New-York & Erie Railroad v. Gilchrist

By the court—Hogeboom, Justice.

There can be no doubt of the result to which considerations of justice and equity between the parties would lead us in this case, and I think it can be reached ivithout violence to the statute of frauds, or to any authoritative adjudications upon its provisions.

1. I regard it as a fair inference from all the evidence, and one which for purposes of justice we ought to adopt, that the defendant was either interested in the cattle as part owner or consignee, or in the profits expected to be realized from their sale. In either event, he had a sufficient motive for his conduct, and a pecuniary interest in procuring a discharge of the plaintiff’s lien. There was, therefore, an abundant consideration both of benefit to the promissor, and harm to the promissee, for the promise by the defendant to the plaintiffs, which induced the practical surrender of their lien. (Leonard agt. *560Vredenburgh, 8 Johns. 31; Farley agt. Cleveland, 4 Cow. 423 ; 2 Parsons on Contracts, 305.)

2. Again; I regard the transaction as an original one between the .parties, and not a collateral undertaking to answer for the debt of another. The plaintiffs relied upon the property for their security. If they had a debtor they did not know who he was. The defendant or a third person, wanted to get the property. It was delivered upon the defendant’s order at his request and upon his promise. It matters not whether it went immediately into his own hands or the hands of another. It was practically a delivery to him. Such third person must be regarded as his agent to receive it. (Elwood agt. Moak, 5 Wend. 235; Wyman agt. Smith, 2 Sand. 331.)
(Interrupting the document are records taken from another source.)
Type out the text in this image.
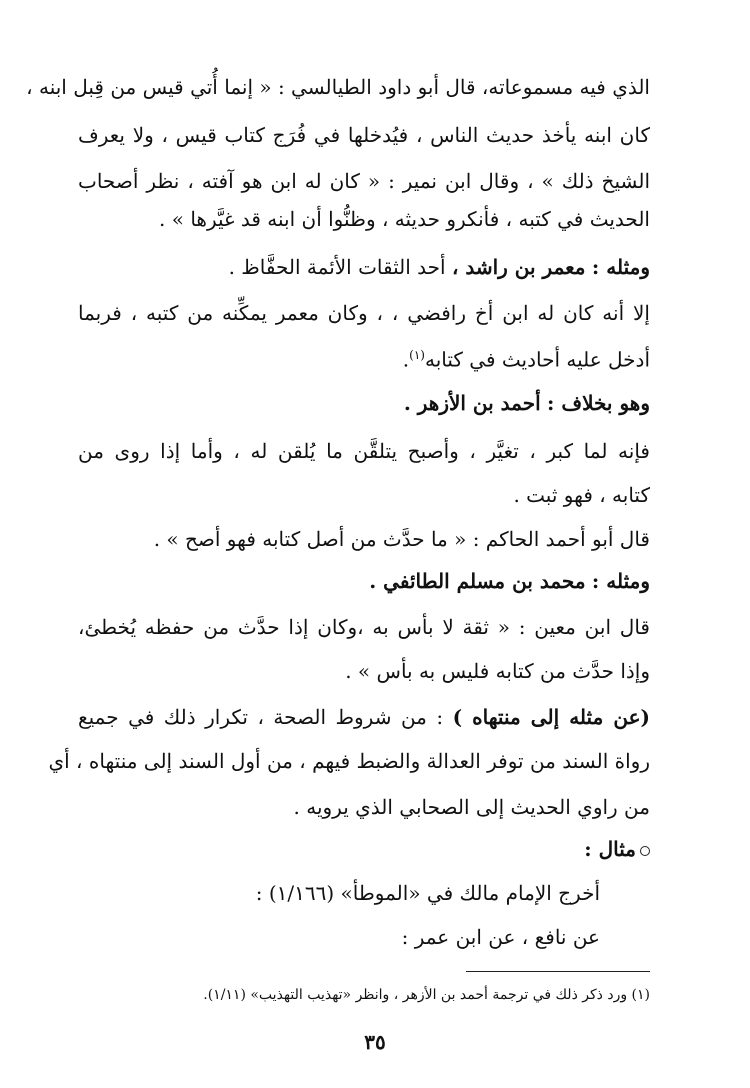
الذي فيه مسموعاته، قال أبو داود الطيالسي : « إنما أُتي قيس من قِبل ابنه ،
كان ابنه يأخذ حديث الناس ، فيُدخلها في فُرَج كتاب قيس ، ولا يعرف
الشيخ ذلك » ، وقال ابن نمير : « كان له ابن هو آفته ، نظر أصحاب
الحديث في كتبه ، فأنكرو حديثه ، وظنُّوا أن ابنه قد غيَّرها » .
ومثله : معمر بن راشد ، أحد الثقات الأئمة الحفَّاظ .
إلا أنه كان له ابن أخ رافضي ، ، وكان معمر يمكِّنه من كتبه ، فربما
أدخل عليه أحاديث في كتابه$^{(١)}$.
وهو بخلاف : أحمد بن الأزهر .
فإنه لما كبر ، تغيَّر ، وأصبح يتلقَّن ما يُلقن له ، وأما إذا روى من
كتابه ، فهو ثبت .
قال أبو أحمد الحاكم : « ما حدَّث من أصل كتابه فهو أصح » .
ومثله : محمد بن مسلم الطائفي .
قال ابن معين : « ثقة لا بأس به ،وكان إذا حدَّث من حفظه يُخطئ،
وإذا حدَّث من كتابه فليس به بأس » .
(عن مثله إلى منتهاه ) : من شروط الصحة ، تكرار ذلك في جميع
رواة السند من توفر العدالة والضبط فيهم ، من أول السند إلى منتهاه ، أي
من راوي الحديث إلى الصحابي الذي يرويه .
مثال :
أخرج الإمام مالك في «الموطأ» (١/١٦٦) :
عن نافع ، عن ابن عمر :
(١) ورد ذكر ذلك في ترجمة أحمد بن الأزهر ، وانظر «تهذيب التهذيب» (١/١١).
٣٥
3. Again; the defendant is subsequently found in the possession of the property or a considerable portion of it, and making sale of it. His title to it or to its possession may possibly have been acquired subsequent to the removal of the „ cattle from the cars, but it is a more probable presumption that it was previous. He has in his own hands the proceeds of sale, and for the express purpose of satisfying this debt, and of discharging what was, I think, as to him a primary and original liability. The receipt of the money for the purpose indicated, is regarded by the learned judge who tried the cause in the court below, as sufficient to have turned the scale in favor of the plaintiffs, provided the pleadings had been so framed as to present such a cause of action. But the question at the trial did not turn on the pleadings; no objection was made to the testimony ; nor to the form of the complaint. If there had been, the defect, if any existed, would doubtless have been remedied on the spot. The cause was tried on its merits, and should be so decided. Technical objections to defeat justice should not be encouraged, and should never be listened to, unless promptly made and distinctly presented.

I am of opinion that the judgment of the circuit should be reversed and a new trial granted, with costs to abide the event.